O fim está próximo [#110]

Uma semana. Jornais anunciam, especialistas afirmam. Religiosos de todos os cantos do mundo se juntam em rezas desesperadas, contando as palavras que oferecem como moedas na compra das passagens para o reino dos céus. Nada na TV, a não ser pequenas notas dos Grupos de Afeto. São pessoas que se encontram diariamente para se abraçar, beijar e dizer o quanto se amam. A maioria não se conhece. Mas nesse desespero que assola tudo pouco importa. Quanto mais você amar e for amado, parece, mais fácil é encarar o fim.

Há o outro lado, também. Os que entenderam a notícia como a última chance de dar vazão aos desejos mais primitivos. Saem pelas ruas vandalizando, tomando e matando o que conseguem antes de serem reprimidos pelos poucos que encarnam os heróis que sempre idealizaram, ajudando os indefesos. Alguns ignoram a comoção, confiantes de que se trata de outra previsão infundada, como as que surgem de tempos em tempos. Outros viajam para ver os parentes e amigos que deixaram em lugares distantes, ou pelo menos tentam, já que os meios de transporte se encontram superlotados ou inativos. Poucos tentam remediar o fato apelando para medidas extremas, como invadir instalações militares exigindo lugar no próximo ônibus espacial, ou construir abrigos subterrâneos abençoados e benzidos.

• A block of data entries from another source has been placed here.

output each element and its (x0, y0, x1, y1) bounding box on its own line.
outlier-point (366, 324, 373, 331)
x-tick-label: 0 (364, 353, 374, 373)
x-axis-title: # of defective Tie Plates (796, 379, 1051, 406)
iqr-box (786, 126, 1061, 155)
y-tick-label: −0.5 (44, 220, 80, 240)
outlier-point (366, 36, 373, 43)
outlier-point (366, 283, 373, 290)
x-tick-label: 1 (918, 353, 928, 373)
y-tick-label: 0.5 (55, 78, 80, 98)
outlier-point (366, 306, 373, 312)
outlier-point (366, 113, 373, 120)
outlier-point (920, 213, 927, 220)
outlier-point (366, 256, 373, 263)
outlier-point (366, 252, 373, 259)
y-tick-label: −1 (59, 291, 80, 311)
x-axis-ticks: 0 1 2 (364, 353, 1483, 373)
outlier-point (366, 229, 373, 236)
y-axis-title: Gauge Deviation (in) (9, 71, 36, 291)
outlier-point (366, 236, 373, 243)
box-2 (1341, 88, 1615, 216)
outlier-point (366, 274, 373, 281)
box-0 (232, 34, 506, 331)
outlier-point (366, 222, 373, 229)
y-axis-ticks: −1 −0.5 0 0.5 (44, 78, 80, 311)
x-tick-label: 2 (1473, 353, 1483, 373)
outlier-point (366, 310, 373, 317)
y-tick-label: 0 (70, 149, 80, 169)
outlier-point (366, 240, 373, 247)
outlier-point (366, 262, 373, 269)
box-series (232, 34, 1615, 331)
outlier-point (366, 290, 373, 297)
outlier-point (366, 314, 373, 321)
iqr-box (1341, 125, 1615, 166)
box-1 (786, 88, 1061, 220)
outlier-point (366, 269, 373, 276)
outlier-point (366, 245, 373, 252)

Nossas verdadeiras prioridades se mostram nesses tempos difíceis, descartados os luxos da tranquilidade. Alguns dos meus amigos cometeram suicídio; foi o caminho mais fácil, e chego a sentir inveja desse desprendimento. Tentei uma abordagem diferente. Peguei todos os livros espalhados pela casa que não tive tempo de ler, corri para a livraria mais próxima e peguei os que não tive dinheiro para comprar, estoquei-os no porão junto com mantimentos, água e remédios e me tranquei, longe de tudo e de todos. Estou há dias aqui, sem tomar banho, devorando páginas de universos fantásticos e distantes, aprendendo a história de heróis e vilões, ordens e facções secretas, naves espaciais, palavras mágicas, planícies infinitas e monstros abissais. Mergulho em novos planetas, novas formas de governo, lições de moral, amizade e amor, personagens tão vívidos e verossímeis que sinto conhecê-los há anos, e não sinto falta do que acontece lá fora.

Tenho cada vez menos vontade de dormir, como se pudesse ler sem pausas. Os olhos reclamam. Mas forço, sei que logo chegará a hora. Até lá, para fugir da cruel realidade, me refugio em mundos imaginários, e se algo não me agrada, como um fim iminente em que ninguém pode fazer nada exceto esperar, simplesmente fecho um livro e abro outro.